This time, Diwali can prove to be very special for lakhs of central government employees and pensioners. The government is going to give them the gift of direct increase in salary and pension. According to media reports, the central government may announce an increase in dearness allowance (DA) in late September or early October.
Read Here- Bihar Board Half-Yearly Exam Revised Date Sheet Out, Check Full Time Table Here
DA will increase for the last time under the 7th Pay Commission

Experts believe that this increase will be the last under the rules of the 7th Pay Commission. The 8th Pay Commission is likely to be implemented from January 1, 2026. In such a situation, this time the amendment becomes even more important for employees and pensioners.
How much can the dearness allowance increase
At present, central government employees are getting 55 percent dearness allowance. But according to the latest data, an increase of 3 to 4 percent is considered certain. If the government increases it by 4 percent, it will reach 59 percent, while if there is a 3 percent increase, it will be 58 percent.
Increase in the income of employees and pensioners
If there is a 3 percent increase in DA, the monthly salary of an employee getting a basic salary of Rs 18,000 will increase by Rs 540. At the same time, pensioners taking a pension of Rs 9,000 will get an additional benefit of Rs 270 every month. If the increase goes up to 4 percent, then this benefit will be even more.
Will get the benefit of arrears

The government has considered the new rates of dearness allowance to be applicable from July 1. However, it will be announced in September or October. In such a situation, employees and pensioners will also get the arrears of July, August, and September together. This will make their pockets a little heavier during the festive season.

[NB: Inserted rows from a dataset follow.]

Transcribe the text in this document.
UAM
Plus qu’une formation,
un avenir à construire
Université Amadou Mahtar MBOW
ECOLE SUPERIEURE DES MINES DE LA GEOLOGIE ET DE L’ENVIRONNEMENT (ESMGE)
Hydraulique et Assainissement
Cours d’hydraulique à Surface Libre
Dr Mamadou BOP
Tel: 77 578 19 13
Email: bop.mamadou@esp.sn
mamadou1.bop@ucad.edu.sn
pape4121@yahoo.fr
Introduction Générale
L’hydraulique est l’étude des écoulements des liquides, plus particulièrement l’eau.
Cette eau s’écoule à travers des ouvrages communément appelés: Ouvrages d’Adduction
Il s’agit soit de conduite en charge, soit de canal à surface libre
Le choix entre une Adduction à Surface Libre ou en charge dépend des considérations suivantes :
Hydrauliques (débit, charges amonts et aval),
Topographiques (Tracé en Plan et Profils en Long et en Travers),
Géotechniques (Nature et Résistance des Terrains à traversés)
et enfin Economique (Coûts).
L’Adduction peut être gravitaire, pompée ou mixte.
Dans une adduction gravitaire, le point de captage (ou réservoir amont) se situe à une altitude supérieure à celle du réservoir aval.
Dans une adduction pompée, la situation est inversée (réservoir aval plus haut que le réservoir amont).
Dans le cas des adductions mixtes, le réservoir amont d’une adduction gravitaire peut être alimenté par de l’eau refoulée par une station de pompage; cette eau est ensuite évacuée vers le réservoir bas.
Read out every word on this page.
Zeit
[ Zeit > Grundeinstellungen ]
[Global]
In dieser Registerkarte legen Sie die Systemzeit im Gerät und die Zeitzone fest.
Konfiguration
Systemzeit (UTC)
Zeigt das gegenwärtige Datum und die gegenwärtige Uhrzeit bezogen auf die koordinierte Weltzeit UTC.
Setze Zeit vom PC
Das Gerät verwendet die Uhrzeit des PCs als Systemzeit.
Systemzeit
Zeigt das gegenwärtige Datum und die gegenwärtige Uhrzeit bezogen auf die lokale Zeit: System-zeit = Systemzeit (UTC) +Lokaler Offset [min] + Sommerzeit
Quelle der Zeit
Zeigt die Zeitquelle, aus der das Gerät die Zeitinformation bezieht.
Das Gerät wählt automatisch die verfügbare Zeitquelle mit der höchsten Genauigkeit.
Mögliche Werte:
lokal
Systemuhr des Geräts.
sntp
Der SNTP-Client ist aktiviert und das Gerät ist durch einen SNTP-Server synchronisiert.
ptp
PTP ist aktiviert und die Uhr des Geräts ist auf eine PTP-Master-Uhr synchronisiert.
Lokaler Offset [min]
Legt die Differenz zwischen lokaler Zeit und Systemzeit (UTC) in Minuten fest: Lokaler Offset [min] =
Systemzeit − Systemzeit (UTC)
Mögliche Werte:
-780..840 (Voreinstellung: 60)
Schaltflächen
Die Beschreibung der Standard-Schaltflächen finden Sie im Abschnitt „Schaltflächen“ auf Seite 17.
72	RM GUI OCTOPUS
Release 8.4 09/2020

Revision is done twice a year
The central government reviews the dearness allowance twice a year. It is revised in January and July, but its announcement is usually made a few months later. For this, the government uses the data of Consumer Price Index for Industrial Workers (CPI-IW) released by the Labor Bureau. DA is decided on the basis of the average CPI-IW of the last 12 months, and the entire revision is by the provisions of the 7th Pay Commission.